Guru Prasad Mainali (गुरुप्रसाद मैनाली; 7 September 1900 – 8 June 1971) was a Nepalese short story writer and civil servant. Mainali is considered one of the best short story writers of Nepali literature. He is best known for his short story anthology Naso.

==Early life==
Mainali was born in a middle class Brahmin family in Kanpur, in (1957 BS. bhadra 23) Kavrepalanchok district. The son of Kashi Nath Mainali and Kashi Rupa Devi Mainali, he joined a government job for his living.

==Career==
Mainali's works contributed to the development of Nepali short stories. Mainali wrote only eleven short stories, but his knowledge of the Nepalese society made him an excellent describer of the life in the countryside. His stories alone possessed all the qualities of modern short stories during his time. He started writing stories to publish in a literary magazine, Sharada. His first story was Naso (The Ward). Most of his stories were published between 1935 and 1938. Strongly influenced by the Hindi fiction writer Prem Chand, Mainali intimately dealt with his characters from rural Nepal. Due to his contact with people from different parts of the country as a judge transferred from one district court to another, Mainali had ample opportunity to study the human character in various situations at close quarters. The description in his stories of the plight of the common people in Nepal due to constraints imposed upon individuals by traditional values and beliefs remains unmatched. He is arguably the first modern short story writer of Nepal. Some of his renowned short stories are Naso (The Ward), Paralko Aago (A Blaze in the Straw), Shaheed (The Martyr) and Chhimeki (Neighbors). Naso is also the title of his anthology. Some of his stories are included in text books of primary school and secondary schools in Nepal.

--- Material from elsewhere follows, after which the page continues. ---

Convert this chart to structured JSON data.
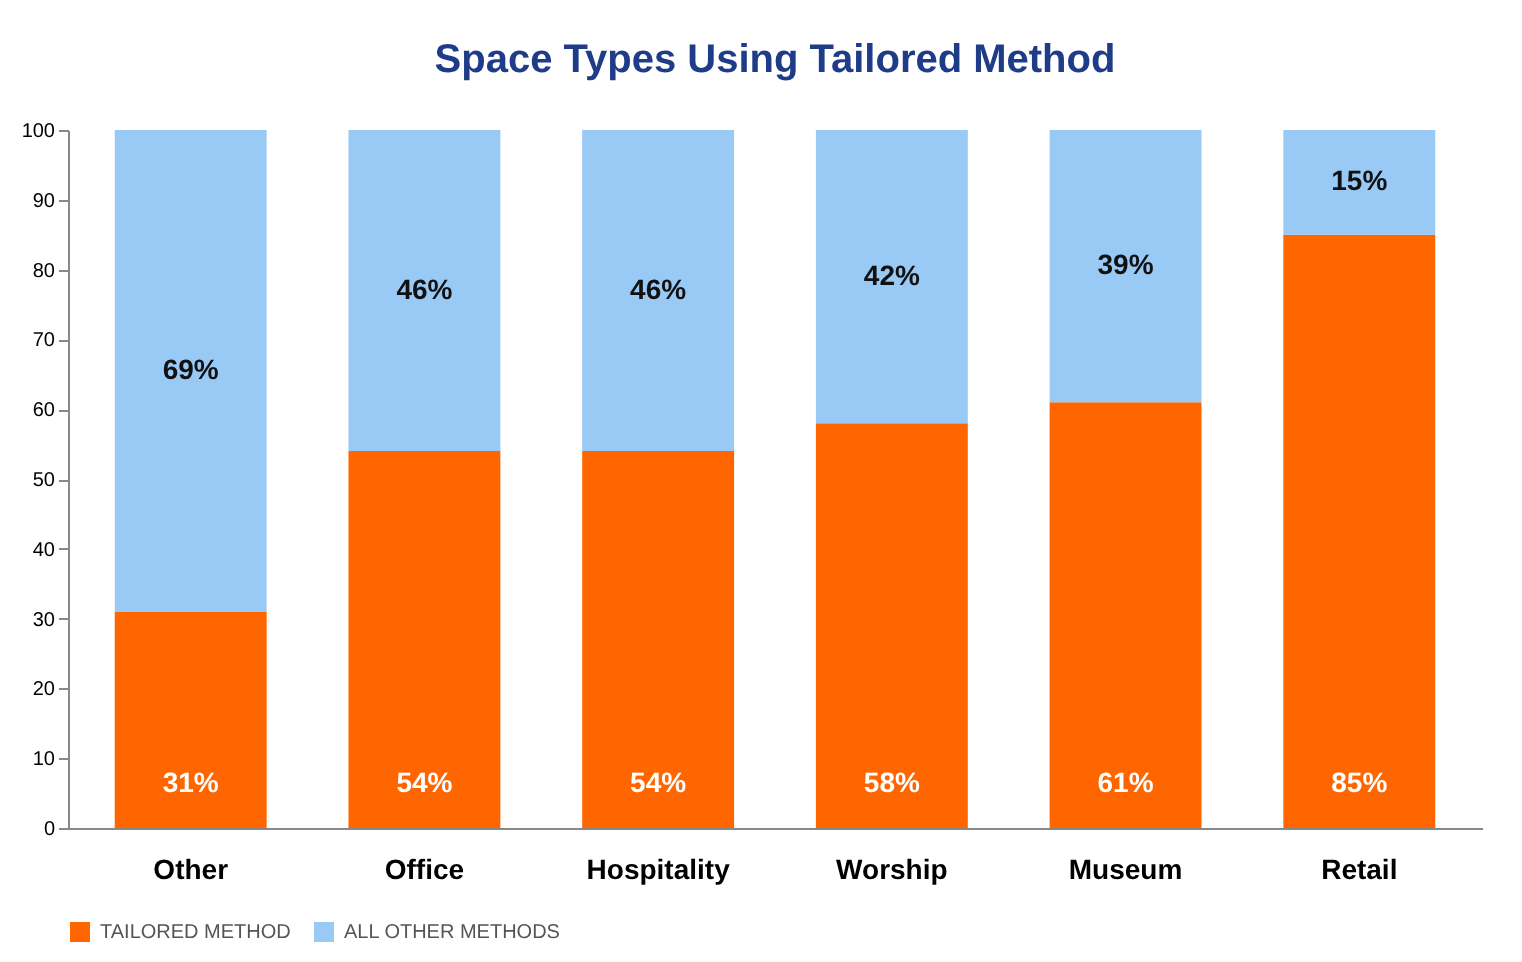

Naso and Paralko Aago are also translated in English. The former was translated as The Ward by Theodore Riccardi in 1964 and the later was translated as A Blaze in the Straw by Michael Hutt in 1991.

== Works ==
- Naso (The Ward)
- Paralko Aago (A Blaze in the Straw), filmed as Paral Ko Aago in 1978.
- Abhagi (The Unfortunate)
- Shaheed (The Martyr)
- Chhimeki (Neighbors)
- Kartabya (Duty)
- Bida (The Farewell)
- Prayaschit (Regret)
- Pratyagaman (Return)
- Paapko Parinam (Result of Sin)
- Chita ko Jwala (Pyre Blaze)

== Personal life and death ==
He was married to Yashoda Devi Mainali. He had ten children: four sons and six daughters. He died on 8 June 1971 (25 Jestha 2028 BS) in Kathmandu.